The upstream industry needs to look for less complex and shallower plays, urged Tullow Oil’s Exploration Director Angus McCoss. The onus “falls upon ourselves as frontier explorers to look for frontier plays which are less complex, plays with which there is a higher resource density of light oil that is easily produced in shallower water,” he said.
“We’re using advanced seismic methods to look into the shelf edge, and to look at some of the plays that might have been overlooked by the first pass over the shelf,” he added. “The industry has worked over the shelf and moved out to deepwater, but we contest that there are still low cost, highly profitable plays to be had on the shelf edge break, and indeed onshore.” There had been great progress in the use of seismic inversion, he added, and “innovative use of seismic inversion methodologies, which allow us to locate the hidden upside within our global assets.”
He described 2014 as a year of reset in the industry and said that the reset continues. “We would suggest that you can actually attempt to find oil in simpler geologies, keep the complexity down, keep the margin down, and keep that profitability in sight.” This type of oilfield was already being looked for in the 1950s, but the industry now had the advantage of new technologies and collective knowledge, so that it was still possible to look for simpler plays despite it being 2015.

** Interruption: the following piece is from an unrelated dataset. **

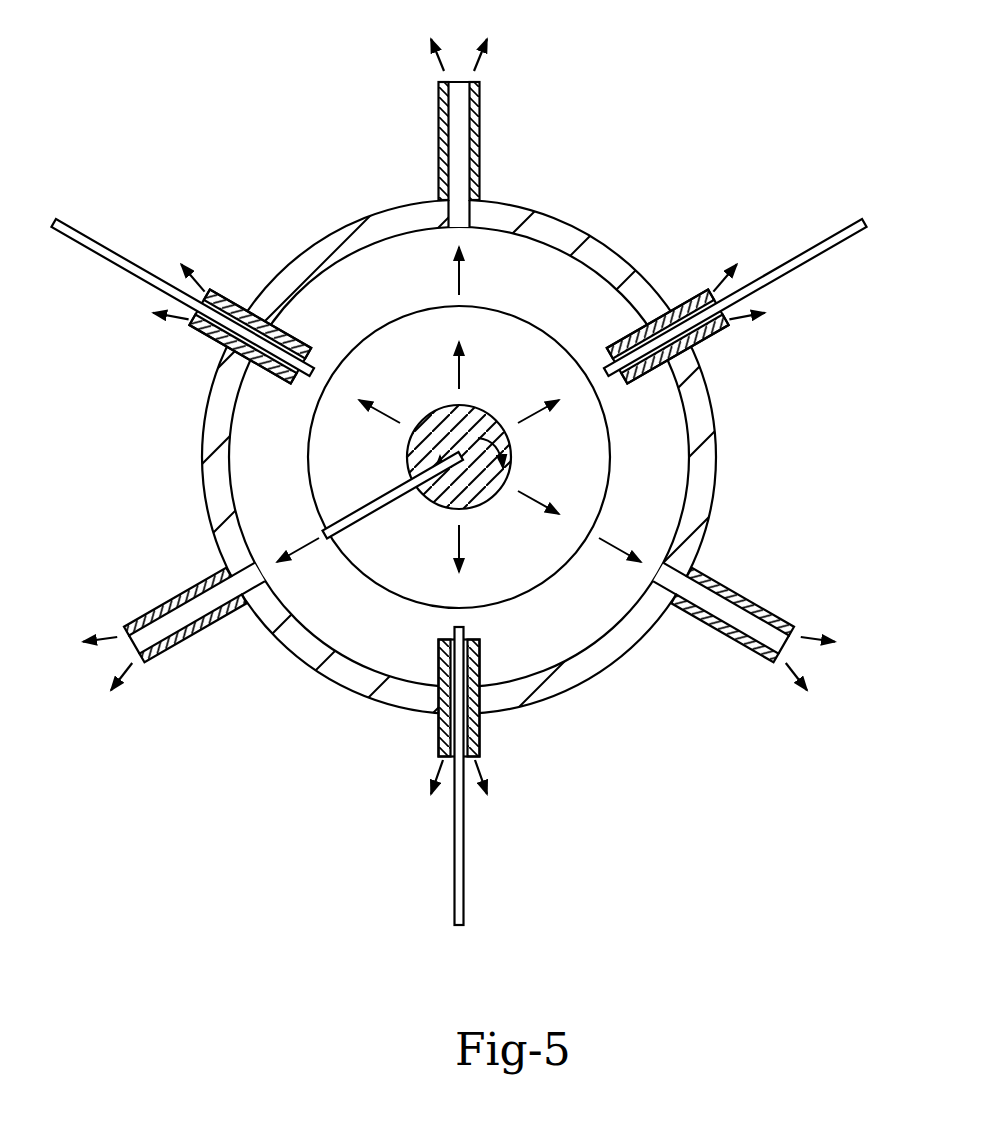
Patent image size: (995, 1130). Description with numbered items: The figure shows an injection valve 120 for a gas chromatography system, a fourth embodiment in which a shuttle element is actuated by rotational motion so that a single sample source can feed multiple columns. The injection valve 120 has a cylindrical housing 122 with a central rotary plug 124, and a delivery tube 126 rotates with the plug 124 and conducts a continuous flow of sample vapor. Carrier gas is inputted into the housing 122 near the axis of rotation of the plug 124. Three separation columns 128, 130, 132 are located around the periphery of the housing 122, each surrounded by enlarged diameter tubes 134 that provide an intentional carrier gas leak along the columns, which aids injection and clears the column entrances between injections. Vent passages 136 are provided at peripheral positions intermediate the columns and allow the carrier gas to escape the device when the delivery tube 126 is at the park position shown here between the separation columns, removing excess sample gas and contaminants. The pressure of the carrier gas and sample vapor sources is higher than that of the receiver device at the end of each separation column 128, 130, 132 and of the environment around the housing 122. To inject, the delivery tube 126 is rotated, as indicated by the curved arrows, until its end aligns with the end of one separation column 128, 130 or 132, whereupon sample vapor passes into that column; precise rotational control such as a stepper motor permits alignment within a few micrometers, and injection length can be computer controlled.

Tullow’s own finds offshore Ghana, and onshore in the East African basin had been highly profitable. The Jubilee and TEN fields, offshore Ghana, were easy fields with large, high oil reserve turbidites in reasonable water depths. The company is currently focusing on its high margin field exploration in and around its producing fields, but also building long-term options for strategic growth for when the industry rebounds.
The need to continue to pursue frontier plays was emphasized by Malcolm Brown, executive vice-president, exploration, BG Group. “I recognize that frontier plays are not top of the list for many companies in today’s oil environment, but in 10 years’ time they will be. We need 10 years lead time.”
The first requirement was innovative thinking. “We need to challenge accepted wisdom. Can there be things where we thought there weren’t before?” He cited some examples of BG successes in the Nile Delta, in the Santos Basin offshore Brazil and onshore Bolivia.
He also called for increased use of 3D and longer licensing terms. “We’ve had 3D for quite a long time, but we haven’t had 3D basin wide over many basins in the world at all, and that’s really where you need to reduce the risk before you go any further.” A step change was under way in seismic acquisition technology, which could reduce time and price – acquisition times by 50% and costs by 30-40%. A recent multi-client survey in the Barents Sea had had 10 participants, reducing the cost down to less than $1000 per sq km.
Asked about the outlook for UK exploration, Brown said that “the UK needs the terms to encourage explorers.” There may be stratigraphic traps still to be found. The deeper HPHT area in the central Graben is probably the least explored area, but exploration there also needs fiscal encouragement. Coss added that Norway’s 78% rebate incentivized frontier exploration in the sector.